I have always valued sibling relationships. They were important for me to give to Margot, and important for me to give to Helena. Tom and I continued to try and get pregnant. I conceived seven times after Helena’s birth and had seven early miscarriages. On the eighth try, we conceived our second child, Allison.
Weeks into our pregnancy, Adoptions With Love called. The director explained that Margo, now 16, was doing well and wanted to meet her birth mother. She added that Margo’s family fully supported this meeting and that Margot had received counseling.
I received letters and phone calls from Margot up until our meeting. I remember them vividly: a tracing of Margot’s hand, to show me that one finger was bent. She asked if anyone in my family had a finger like hers. She asked where she got her interest in tennis.
We met for the first time on Valentine’s Day. I was already six months pregnant with Allison and never so nervous in my entire life. Margot quickly eased my nerves with her overwhelming joy.

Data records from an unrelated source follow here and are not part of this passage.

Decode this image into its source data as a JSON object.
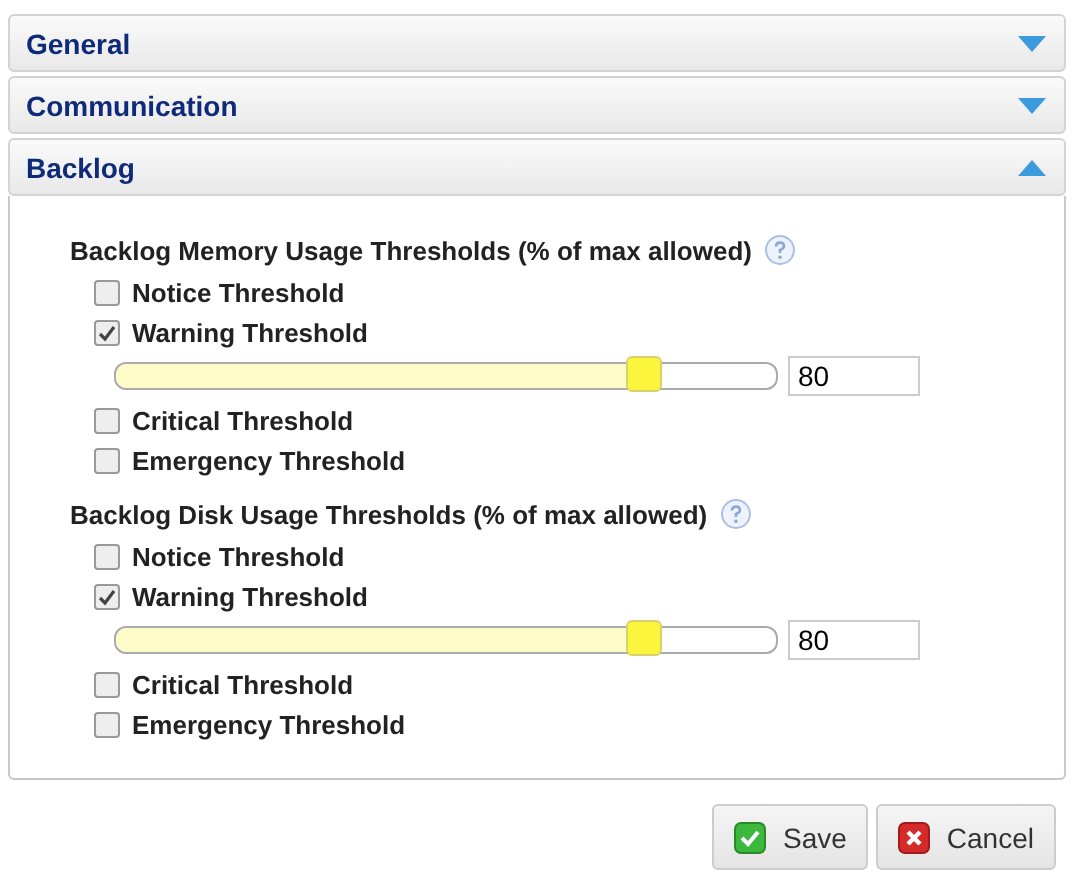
{
  "sections": [
    {
      "title": "General",
      "expanded": false
    },
    {
      "title": "Communication",
      "expanded": false
    },
    {
      "title": "Backlog",
      "expanded": true,
      "groups": [
        {
          "title": "Backlog Memory Usage Thresholds (% of max allowed)",
          "items": [
            {
              "kind": "checkbox",
              "label": "Notice Threshold",
              "checked": false
            },
            {
              "kind": "checkbox",
              "label": "Warning Threshold",
              "checked": true
            },
            {
              "kind": "slider",
              "level": 0.8,
              "value": "80"
            },
            {
              "kind": "checkbox",
              "label": "Critical Threshold",
              "checked": false
            },
            {
              "kind": "checkbox",
              "label": "Emergency Threshold",
              "checked": false
            }
          ]
        },
        {
          "title": "Backlog Disk Usage Thresholds (% of max allowed)",
          "items": [
            {
              "kind": "checkbox",
              "label": "Notice Threshold",
              "checked": false
            },
            {
              "kind": "checkbox",
              "label": "Warning Threshold",
              "checked": true
            },
            {
              "kind": "slider",
              "level": 0.8,
              "value": "80"
            },
            {
              "kind": "checkbox",
              "label": "Critical Threshold",
              "checked": false
            },
            {
              "kind": "checkbox",
              "label": "Emergency Threshold",
              "checked": false
            }
          ]
        }
      ]
    }
  ],
  "buttons": [
    {
      "kind": "save",
      "label": "Save"
    },
    {
      "kind": "cancel",
      "label": "Cancel"
    }
  ]
}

Margot has always been my priority. I have always let her make the rules when it comes to our adoption plan. From the beginning, I told her adoptive parents that whatever Margot wanted was fine with me. When she wanted to continue these reunions, we did. She met my parents, my brothers and sisters, and eventually my aunts, uncles, and cousins as well. Our meetings became more regular. One weekend a month Margot would come and visit my family. She even got to meet Chris, her birth father, a visit which Adoptions With Love mediated nearly three decades later.
In the months following Margot’s birth, I told people that I did not have children. Now I tell everyone I have three beautiful daughters. My three daughters are sisters, through and through. I could not be more proud.